Já falei nesta coluna sobre uma frase que ouvi, nos anos 1980, do jornalista Elio Gaspari em uma madrugada de fechamento da revista Veja. Ele disse: “Nenhuma reputação resiste a um ‘dragão’”. A gíria se referia às transcrições de grampos feitos na ditadura militar, com o intuito de incriminar eventuais inimigos do regime. Usei essa frase de Gaspari para falar de uma gravação feita no Palácio do Planalto em reunião na qual se discutiu abertamente a possibilidade de se instituir um estado de sítio e melar o resultado das eleições de 2022.
Nesta semana, sou obrigado a usar de novo a frase do jornalista para adaptá-la: “Nenhuma reputação resiste a um áudio de WhatsApp”. Bem, há gravações de todo tipo. Mas existem aqueles que chocam pela frieza, pelo ódio ou até pelo preconceito. Estamos falando dos áudios que foram divulgados sobre o suposto complô contra a democracia (com direito ao assassinato de três autoridades) e sobre a manifestação racista de uma modelo e influenciadora.
No caso da menina, ainda há uma dúvida se ela gravou as opiniões preconceituosas ou se foi gravada. Já no episódio do grupo liderado pelo general Mário Fernandes, os áudios foram gravados em postados no WhatsApp.
O momento em que se grava uma mensagem para outra pessoa, muitas vezes, pode ser inapropriado. O remetente pode estar bravo com alguma coisa e acaba descontando a insatisfação no destinatário da mensagem, que nada tem a ver com o assunto original. Ou então alguém disse ou fez algo que desagradou seu interlocutor, que solta os cachorros em uma gravação.

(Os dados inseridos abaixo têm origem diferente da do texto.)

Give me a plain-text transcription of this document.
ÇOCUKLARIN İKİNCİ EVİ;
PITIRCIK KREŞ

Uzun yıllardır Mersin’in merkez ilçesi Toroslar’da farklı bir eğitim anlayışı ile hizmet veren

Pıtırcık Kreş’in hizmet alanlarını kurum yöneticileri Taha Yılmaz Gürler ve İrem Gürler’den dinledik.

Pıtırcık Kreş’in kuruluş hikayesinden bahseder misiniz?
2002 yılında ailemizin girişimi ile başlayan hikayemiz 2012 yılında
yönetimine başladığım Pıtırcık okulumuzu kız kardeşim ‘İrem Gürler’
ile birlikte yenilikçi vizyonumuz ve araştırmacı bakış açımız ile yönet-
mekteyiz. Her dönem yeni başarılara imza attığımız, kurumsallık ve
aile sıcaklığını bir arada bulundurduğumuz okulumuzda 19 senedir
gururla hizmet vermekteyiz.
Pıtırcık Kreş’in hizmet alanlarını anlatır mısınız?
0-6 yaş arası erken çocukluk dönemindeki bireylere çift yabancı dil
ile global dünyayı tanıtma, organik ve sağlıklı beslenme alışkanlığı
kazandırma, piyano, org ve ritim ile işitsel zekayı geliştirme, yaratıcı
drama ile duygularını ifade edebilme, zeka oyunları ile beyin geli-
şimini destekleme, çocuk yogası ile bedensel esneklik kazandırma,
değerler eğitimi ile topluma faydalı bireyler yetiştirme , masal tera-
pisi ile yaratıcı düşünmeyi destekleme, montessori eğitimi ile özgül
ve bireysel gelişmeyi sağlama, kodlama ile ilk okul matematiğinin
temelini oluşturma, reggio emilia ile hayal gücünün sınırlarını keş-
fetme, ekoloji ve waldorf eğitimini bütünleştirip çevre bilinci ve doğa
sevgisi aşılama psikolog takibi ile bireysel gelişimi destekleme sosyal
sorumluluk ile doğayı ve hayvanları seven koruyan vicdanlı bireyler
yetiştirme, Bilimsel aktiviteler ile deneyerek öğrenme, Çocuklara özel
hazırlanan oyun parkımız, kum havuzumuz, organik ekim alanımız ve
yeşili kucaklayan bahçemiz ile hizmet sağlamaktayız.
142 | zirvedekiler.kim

Escrever mensagens com raiva já é algo perigoso. Mas, mesmo que o conteúdo seja agressivo, não podemos ouvir o tom de voz do autor – e, por isso, não somos tão impactados pela agressividade das palavras. Mas um áudio captura a raiva em seu esplendor, deixando gravadas todas as nuances e modulações de voz, para que não se tenha dúvidas quanto ao estado de espírito daquele que apertou a tecla de gravação.
No caso dos militares insurretos, muitos de chocaram ao ouvir que era preciso convocar uma reunião com a “rataria” para atentar contra o processo democrático. Ou a seguinte frase: “Democrata é o cacete, não tem que ser democrata mais agora. ‘Ah, não vou sair das quatro linhas’, acabou o jogo. não tem mais quatro linhas”.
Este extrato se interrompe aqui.